John Ruskin claims that the decline of Venice as a world power can be exemplified through the "expression of Venetian character through Venetian art": the fall of Venice, Ruskin maintains, coincides with a loss of religion, which ultimately reveals itself within Venetian art and architecture. This argument hinges upon the power of architecture to influence and reflect the values of its people. Ruskin roots himself firmly in this position, juxtaposing the respective arts of painting and architecture to emphasize architecture's preeminence in the minds of a people.

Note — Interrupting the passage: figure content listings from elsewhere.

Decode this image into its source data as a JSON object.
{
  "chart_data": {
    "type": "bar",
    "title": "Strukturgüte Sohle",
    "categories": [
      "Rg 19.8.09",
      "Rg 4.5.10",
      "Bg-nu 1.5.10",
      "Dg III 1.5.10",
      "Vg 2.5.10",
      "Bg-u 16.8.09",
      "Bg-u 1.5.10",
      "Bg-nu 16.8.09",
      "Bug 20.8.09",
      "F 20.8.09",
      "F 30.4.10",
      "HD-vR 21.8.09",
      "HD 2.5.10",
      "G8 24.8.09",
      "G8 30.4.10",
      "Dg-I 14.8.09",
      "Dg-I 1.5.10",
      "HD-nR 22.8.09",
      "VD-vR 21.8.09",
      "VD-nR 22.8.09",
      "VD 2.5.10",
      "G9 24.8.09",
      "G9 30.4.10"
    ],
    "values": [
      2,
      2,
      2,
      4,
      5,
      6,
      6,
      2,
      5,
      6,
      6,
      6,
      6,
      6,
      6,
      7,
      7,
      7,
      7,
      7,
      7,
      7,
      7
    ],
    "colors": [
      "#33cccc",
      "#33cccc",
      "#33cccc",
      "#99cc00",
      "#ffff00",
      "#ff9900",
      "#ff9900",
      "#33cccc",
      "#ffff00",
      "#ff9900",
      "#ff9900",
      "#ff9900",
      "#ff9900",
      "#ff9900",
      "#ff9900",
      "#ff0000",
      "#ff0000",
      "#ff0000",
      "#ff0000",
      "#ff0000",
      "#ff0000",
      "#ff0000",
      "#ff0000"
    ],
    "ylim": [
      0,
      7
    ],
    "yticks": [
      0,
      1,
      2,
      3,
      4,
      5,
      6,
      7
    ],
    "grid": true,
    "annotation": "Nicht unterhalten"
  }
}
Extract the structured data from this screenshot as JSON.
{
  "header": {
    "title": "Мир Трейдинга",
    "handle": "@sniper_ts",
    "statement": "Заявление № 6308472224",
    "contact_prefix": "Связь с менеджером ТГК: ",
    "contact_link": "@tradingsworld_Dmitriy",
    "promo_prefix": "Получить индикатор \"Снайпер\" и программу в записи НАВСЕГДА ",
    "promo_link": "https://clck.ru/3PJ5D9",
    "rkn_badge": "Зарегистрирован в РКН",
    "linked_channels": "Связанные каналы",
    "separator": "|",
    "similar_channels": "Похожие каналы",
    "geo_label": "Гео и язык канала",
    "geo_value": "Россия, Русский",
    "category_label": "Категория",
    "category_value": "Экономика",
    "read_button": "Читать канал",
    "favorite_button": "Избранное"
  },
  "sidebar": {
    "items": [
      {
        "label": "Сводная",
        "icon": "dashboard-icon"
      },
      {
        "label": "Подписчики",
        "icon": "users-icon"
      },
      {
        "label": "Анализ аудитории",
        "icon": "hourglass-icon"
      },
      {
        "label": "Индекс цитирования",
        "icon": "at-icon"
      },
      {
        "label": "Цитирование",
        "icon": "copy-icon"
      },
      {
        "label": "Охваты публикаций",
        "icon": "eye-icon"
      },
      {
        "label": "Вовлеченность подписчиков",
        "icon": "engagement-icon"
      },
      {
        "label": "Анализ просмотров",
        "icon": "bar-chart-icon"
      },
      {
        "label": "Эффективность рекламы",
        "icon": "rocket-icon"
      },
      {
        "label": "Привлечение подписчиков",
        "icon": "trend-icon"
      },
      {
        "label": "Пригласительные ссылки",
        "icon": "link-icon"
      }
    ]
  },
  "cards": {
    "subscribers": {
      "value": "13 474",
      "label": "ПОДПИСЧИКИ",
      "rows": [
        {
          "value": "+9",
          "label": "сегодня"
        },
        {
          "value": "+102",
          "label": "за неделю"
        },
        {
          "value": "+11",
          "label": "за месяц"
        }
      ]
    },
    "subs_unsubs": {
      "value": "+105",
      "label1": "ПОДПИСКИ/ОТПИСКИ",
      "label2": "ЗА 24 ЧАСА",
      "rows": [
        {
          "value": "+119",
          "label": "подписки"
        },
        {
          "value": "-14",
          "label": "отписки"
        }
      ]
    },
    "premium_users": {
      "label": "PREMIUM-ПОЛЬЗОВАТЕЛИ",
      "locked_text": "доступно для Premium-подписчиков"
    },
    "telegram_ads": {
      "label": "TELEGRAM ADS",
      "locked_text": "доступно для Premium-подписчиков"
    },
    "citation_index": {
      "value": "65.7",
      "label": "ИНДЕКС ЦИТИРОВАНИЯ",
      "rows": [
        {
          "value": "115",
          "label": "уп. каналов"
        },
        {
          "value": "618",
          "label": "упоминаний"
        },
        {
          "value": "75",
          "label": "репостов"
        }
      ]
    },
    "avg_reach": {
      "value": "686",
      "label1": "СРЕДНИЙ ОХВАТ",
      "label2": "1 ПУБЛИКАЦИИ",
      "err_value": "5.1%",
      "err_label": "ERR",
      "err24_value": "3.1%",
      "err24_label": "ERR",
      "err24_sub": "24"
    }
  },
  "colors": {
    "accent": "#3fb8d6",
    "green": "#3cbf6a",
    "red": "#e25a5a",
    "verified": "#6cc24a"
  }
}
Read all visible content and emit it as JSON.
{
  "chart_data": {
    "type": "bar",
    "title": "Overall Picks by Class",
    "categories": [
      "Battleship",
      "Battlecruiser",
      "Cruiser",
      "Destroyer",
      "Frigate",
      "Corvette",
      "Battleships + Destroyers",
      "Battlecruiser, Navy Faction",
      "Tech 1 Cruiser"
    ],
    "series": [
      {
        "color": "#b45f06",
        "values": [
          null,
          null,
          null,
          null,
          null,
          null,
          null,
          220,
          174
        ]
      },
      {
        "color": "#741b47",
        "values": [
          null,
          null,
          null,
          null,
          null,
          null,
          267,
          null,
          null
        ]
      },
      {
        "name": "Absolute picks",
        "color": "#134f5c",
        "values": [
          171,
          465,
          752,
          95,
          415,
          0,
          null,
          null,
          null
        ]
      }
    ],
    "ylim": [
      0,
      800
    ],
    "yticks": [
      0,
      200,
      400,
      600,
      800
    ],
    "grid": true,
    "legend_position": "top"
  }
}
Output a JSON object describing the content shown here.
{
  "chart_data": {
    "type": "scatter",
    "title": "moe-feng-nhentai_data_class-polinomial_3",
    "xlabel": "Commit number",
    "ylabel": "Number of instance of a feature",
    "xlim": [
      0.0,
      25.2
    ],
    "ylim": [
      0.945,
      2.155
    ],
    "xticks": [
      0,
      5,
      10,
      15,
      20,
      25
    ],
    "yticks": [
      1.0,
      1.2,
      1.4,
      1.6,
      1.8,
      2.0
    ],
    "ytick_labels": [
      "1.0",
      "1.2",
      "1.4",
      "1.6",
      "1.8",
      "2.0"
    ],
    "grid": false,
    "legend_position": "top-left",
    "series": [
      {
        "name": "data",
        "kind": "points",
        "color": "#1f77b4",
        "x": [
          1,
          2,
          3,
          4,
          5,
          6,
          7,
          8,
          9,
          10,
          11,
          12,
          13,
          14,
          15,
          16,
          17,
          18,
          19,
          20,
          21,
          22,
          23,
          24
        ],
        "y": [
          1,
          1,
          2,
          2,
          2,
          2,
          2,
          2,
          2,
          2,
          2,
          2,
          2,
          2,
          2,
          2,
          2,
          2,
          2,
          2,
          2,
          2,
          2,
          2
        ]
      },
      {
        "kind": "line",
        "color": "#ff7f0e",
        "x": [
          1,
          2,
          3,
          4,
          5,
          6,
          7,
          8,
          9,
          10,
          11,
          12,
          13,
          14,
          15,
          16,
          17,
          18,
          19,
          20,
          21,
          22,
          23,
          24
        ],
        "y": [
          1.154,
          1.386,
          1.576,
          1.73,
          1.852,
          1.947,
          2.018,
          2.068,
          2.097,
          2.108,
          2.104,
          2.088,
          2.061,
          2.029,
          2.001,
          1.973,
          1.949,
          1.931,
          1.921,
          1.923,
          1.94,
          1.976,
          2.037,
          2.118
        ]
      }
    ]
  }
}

I have not written in vain if I have heretofore done anything towards diminishing the reputation of the Renaissance landscape painting. But the harm which has been done by Claude and the Poussins is as nothing when compared to the mischief effected by Palladio, Scamozzi, and Sansovino. Claude and the Poussins were weak men, and have had no serious influence on the general mind. There is little harm in their works being purchased at high prices: their real influence is very slight, and they may be left without grave indignation to their poor mission of furnishing drawing-rooms and assisting stranded conversation. Not so the Renaissance architecture. Raised at once into all the magnificence of which it was capable by Michael Angelo, then taken up by men of real intellect and imagination, such as Scamozzi, Sansovino, Inigo Jones, and Wren, it is impossible to estimate the extent of its influence on the European mind; and that the more, because few persons are concerned with painting, and, of those few, the larger number regard it with slight attention; but all men are concerned with architecture, and have at some time of their lives serious business with it. It does not much matter that an individual loses two or three hundred pounds in buying a bad picture, but it is to be regretted that a nation should lose two or three hundred thousand in raising a ridiculous building. Nor is it merely wasted wealth or distempered conception which we have to regret in this Renaissance architecture: but we shall find in it partly the root, partly the expression, of certain dominant evils of modern times — over-sophistication and ignorant classicalism; the one destroying the healthfulness of general society, the other rendering our schools and universities useless to a large number of the men who pass through them.

Renaissance architecture, according to Ruskin, both expresses and reinforces values departed from a once sacred state. Venice finds herself most corrupt at the point of her highest fame, within the supposed glory and splendor of the Renaissance.

Now Venice, as she was once the most religious, was in her fall the most corrupt, of European states; and as she was in her strength the centre of the pure currents of Christian architecture, so she is in her decline the source of the Renaissance. It was the originality and splendor of the palaces of Vicenza and Venice which gave this school its eminence in the eyes of Europe; and the dying city, magnificent in her dissipation, and graceful in her follies, obtained wider worship in her decrepitude than in her youth, and sank from the midst of her admirers into the grave.

Venice, though a dead and dying city according to Ruskin, exists within a myth of vibrance and prosperity. Described by Ruskin as an artistic traitor, her true religion vanished, Venice's fame at the height of the Renaissance is a false, immoral one. It is as if the city, already "sunk from the midst of her admirers into the grave," speaks, unwittingly, from the dead.

Questions

1. Ruskin argues that architecture has a greater propensity to influence and reflect the minds of a society than other visual arts. What tactics does he use to argue this, and does he do so successfully?

2. The Quarry makes similar claims as Thomas Carlyle's Hudson's Statue: Ruskin argues the ability of architecture to reflect a nation's values, and Carlyle, the ability of the statue. In what ways do these arguments overlap/diverge? Is one more successful than the other?

3. Ruskin indicts the Renaissance for "over-sophistication and ignorant classicism," and goes into much detail later in the essay to illustrate these claims with specific examples. Today's reader, however, might yet be duped by the "current fables of [Venice's] mystery or magnificence," finding within Renaissance art and architecture a point of praise, not censure. Does Ruskin's passionate claim serve to sway the modern reader? Would it sway the contemporary reader?

4. A large portion of Ruskin's argument is based upon an intrinsic connection between art and religion. According to Ruskin, art has the capacity to both communicate and prescribe moral values, and art devoid of religious inspiration is useless and corrupt. Can the rest of Ruskin's work bear any credence without this argued foundation? Does Ruskin build this foundation successfully?